Economic News - Commercial real estate in disarray

Author: www.ReiBlog.org
Category: News

Fed officials sounding more downbeat

We heard from Atlanta Fed Bank President Lockhart yesterday – certainly seems more negative on the outlook – he said that he expects the economy to be exceptionally soft through mid-year with a muted second-half recovery. He cited many hurdles that will frustrate a meaningful rebound in coming quarters, and has turned his attention to the sagging fortunes of the commercial real estate market, defaults related to refinancing existing properties, problems in emerging markets and rising trade barriers.

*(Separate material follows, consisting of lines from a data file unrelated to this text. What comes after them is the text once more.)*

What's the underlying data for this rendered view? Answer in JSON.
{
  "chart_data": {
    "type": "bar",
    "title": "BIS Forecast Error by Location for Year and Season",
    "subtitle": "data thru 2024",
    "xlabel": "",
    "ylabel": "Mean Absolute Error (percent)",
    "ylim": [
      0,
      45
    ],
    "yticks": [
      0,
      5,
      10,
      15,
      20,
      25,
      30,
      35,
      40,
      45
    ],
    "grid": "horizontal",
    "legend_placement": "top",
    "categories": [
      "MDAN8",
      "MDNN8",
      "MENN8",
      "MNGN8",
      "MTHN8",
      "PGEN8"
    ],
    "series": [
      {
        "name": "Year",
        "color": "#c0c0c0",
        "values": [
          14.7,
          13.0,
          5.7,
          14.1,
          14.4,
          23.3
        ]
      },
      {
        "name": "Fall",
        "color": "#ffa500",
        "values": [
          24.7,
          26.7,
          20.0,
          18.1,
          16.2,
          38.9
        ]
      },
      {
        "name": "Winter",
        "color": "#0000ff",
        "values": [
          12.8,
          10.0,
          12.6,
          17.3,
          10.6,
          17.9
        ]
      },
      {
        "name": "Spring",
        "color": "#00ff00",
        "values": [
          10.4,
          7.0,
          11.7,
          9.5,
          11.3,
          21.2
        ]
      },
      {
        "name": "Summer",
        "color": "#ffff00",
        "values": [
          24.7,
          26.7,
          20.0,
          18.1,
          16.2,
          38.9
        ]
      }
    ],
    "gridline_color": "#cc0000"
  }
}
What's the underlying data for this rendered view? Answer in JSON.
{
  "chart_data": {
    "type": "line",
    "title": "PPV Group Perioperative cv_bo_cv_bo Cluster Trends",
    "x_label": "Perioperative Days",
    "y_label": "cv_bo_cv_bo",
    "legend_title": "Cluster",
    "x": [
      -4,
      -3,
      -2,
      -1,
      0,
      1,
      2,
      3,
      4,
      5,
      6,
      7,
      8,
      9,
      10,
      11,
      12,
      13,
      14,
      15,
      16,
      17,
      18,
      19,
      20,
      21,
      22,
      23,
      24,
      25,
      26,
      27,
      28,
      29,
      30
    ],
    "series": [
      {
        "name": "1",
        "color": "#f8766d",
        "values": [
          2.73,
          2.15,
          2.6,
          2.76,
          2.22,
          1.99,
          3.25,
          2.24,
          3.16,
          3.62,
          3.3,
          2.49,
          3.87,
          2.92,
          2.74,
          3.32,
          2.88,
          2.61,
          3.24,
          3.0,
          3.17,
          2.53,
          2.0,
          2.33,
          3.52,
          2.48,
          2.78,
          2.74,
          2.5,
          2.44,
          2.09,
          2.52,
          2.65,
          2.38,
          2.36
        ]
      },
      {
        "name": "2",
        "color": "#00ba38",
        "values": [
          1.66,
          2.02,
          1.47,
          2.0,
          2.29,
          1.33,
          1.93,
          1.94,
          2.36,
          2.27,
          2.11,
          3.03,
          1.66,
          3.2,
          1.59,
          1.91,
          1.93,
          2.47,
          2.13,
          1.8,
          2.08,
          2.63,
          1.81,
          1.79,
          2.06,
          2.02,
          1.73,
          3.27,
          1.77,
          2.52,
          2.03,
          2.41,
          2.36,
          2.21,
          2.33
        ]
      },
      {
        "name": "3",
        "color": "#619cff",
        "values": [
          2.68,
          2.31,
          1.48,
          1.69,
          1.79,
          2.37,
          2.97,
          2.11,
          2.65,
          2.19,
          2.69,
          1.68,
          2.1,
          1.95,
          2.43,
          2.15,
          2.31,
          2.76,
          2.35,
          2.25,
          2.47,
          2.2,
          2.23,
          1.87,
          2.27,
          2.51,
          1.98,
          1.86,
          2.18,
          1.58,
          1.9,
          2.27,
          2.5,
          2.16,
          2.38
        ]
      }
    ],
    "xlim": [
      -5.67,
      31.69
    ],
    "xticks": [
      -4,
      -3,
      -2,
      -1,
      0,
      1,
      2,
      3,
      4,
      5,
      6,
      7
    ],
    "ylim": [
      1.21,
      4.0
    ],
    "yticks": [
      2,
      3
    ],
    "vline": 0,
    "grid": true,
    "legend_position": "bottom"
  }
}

California home sales surge again; prices slide again

The Dataquick data showed that once again, forced foreclosure sales triggered a 53% jump in SoCal home sales last month; prices meanwhile plunged 40% to a seven-year low.

Commercial real estate in disarray

A report by the National Association of Realtors showed that in 4Q, commercial real estate prices sagged 14.9% from a year ago – the weakest in 12 years.

May want to screen for refinancing risk

If you’re going to start loading up on corporate credit, you may want to screen for refinancing risk: Moody’s said yesterday that US companies have $26 billion of speculative-grade debt coming due this year, $44 billion in 2010 and $120 billion in 2011. The data go back 11 years, and refunding needs have never been this high.

Gold retains its allure

The yellow metal has hung in great even in the face of rising gold scrap coming to the market (+15 YoY) and reduced demand for jewelry (-5.5%). The reality is that gold is regarded as a hedge against both inflation and deflation, zero short-term interest rates, heightened protectionism and currency debasement. Global buying of gold bars and coins in 4Q reached 148.5 tons – an 811% surge from a year ago. Retail investing (304.2 tons) soared 400% – it’s this herd mentality that has our colleague, Rich Bernstein, a tad worried about a mania developing. But speculative fervor is not as evident as it was at the last test of $1,000 in 2007 – at that time, investment flows into ETFs were 150 tons versus 94.7 tons in the latest quarter.